自分よりも大きくなった背中を見ても違和感は感じなかった。
オレよりどうだろ…1つか2つくらい上と思われる容姿に、ブラックスーツとボルサリーノという出で立ちの変わらなさにほっとする。

そのリボーンは自室によく守護者たちや本人がワインを置いていくために、ワインセラーを作りつけてあるそこを覗いてお目当てのワインを片手に戻ってきた。
昨日送られてきたワインだ。

「…オレはあんまり詳しくないけど、いいワインなんだよね?」

「まぁな…」

言って封を開けるとグラスに注いでこちらに寄越した。
素直に受け取るとリボーンが横に座るまで待って、グラスを重ねて口を付けた。

「ん…いいけど、オレにはムリかも…」

一口飲み込むのがやっとだったそれをテーブルに置くと、横のリボーンが残ったワインを口に含み飲み込むことなくこちらを見てニッと笑った。

「な、に…ふぐぐっ!」

よからぬ気配に逃げ出そうとしたのに、たった一口のアルコールでぼんやりしていたところを引き寄せられて口付けられた。
今度は口と口がしっかり重なって、薄く開いたところにワインを流し込まれる。

口の中に広がる芳醇な香りと、無理矢理飲み込まされていくアルコール独特の喉越しに抵抗するも相手が相手だ。あっという間の全て嚥下させられた。

「…今度は酒飲みの授業?」

ついでとばかりに舌で口腔を弄って出て行ったリボーンに、それでも軽口を叩いてみるもまだ目の前にいるリボーンはフンと鼻で笑った。
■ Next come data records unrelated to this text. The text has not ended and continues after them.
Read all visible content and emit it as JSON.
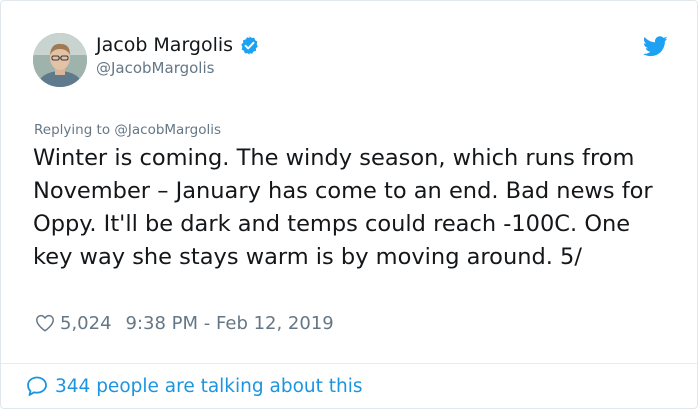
{
  "author": {
    "display_name": "Jacob Margolis",
    "handle": "@JacobMargolis"
  },
  "tweet": {
    "replying_to": "Replying to @JacobMargolis",
    "text": "Winter is coming. The windy season, which runs from November – January has come to an end. Bad news for Oppy. It'll be dark and temps could reach -100C. One key way she stays warm is by moving around. 5/",
    "like_count": "5,024",
    "timestamp": "9:38 PM - Feb 12, 2019"
  },
  "footer": {
    "talking_label": "344 people are talking about this"
  },
  "colors": {
    "twitter_blue": "#1da1f2",
    "link_blue": "#1b95e0",
    "secondary_text": "#657786",
    "primary_text": "#14171a"
  },
  "icons": {
    "verified": "verified-badge-icon",
    "logo": "twitter-bird-icon",
    "like": "heart-icon",
    "reply": "speech-bubble-icon"
  }
}
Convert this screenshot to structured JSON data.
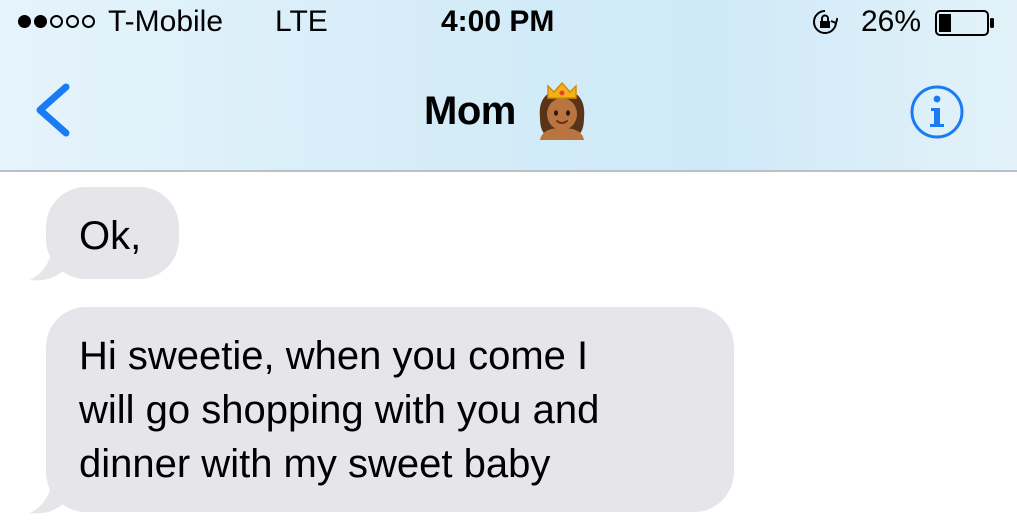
{
  "status_bar": {
    "signal_bars_filled": 2,
    "signal_bars_total": 5,
    "carrier": "T-Mobile",
    "network": "LTE",
    "time": "4:00 PM",
    "battery_percent": "26%",
    "battery_level": 0.26
  },
  "nav": {
    "back_icon": "chevron-left-icon",
    "contact_name": "Mom",
    "contact_emoji": "princess-emoji",
    "info_icon": "info-icon"
  },
  "messages": [
    {
      "direction": "received",
      "lines": [
        "Ok,"
      ]
    },
    {
      "direction": "received",
      "lines": [
        "Hi sweetie, when you come I",
        "will go shopping with you and",
        "dinner with my sweet baby"
      ]
    }
  ],
  "colors": {
    "accent": "#1a7cf5",
    "bubble_received": "#e5e5ea",
    "header_tint": "#d4ecf8"
  }
}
「んな訳あるか。てめぇが往生際悪ぃから、酒で自制を緩めてやってんだ。」

肩に羽織ったシャツをまた剥ぎ取られ、今度は床に投げ捨てられた。
拾いに行こうとふらつきながらもソファから立つと、スラックスまで脱がされて絨毯の上に転がる。
アルコールで眠たくなった身体から力が抜けていくと、腕を取られてソファまで引き摺り上げられた。

「寝るんじゃねぇぞ…お楽しみはこれからだ。」

そう言われても、眠たさに勝てずリボーンの肩に額を乗せるとそのまま目を閉じた。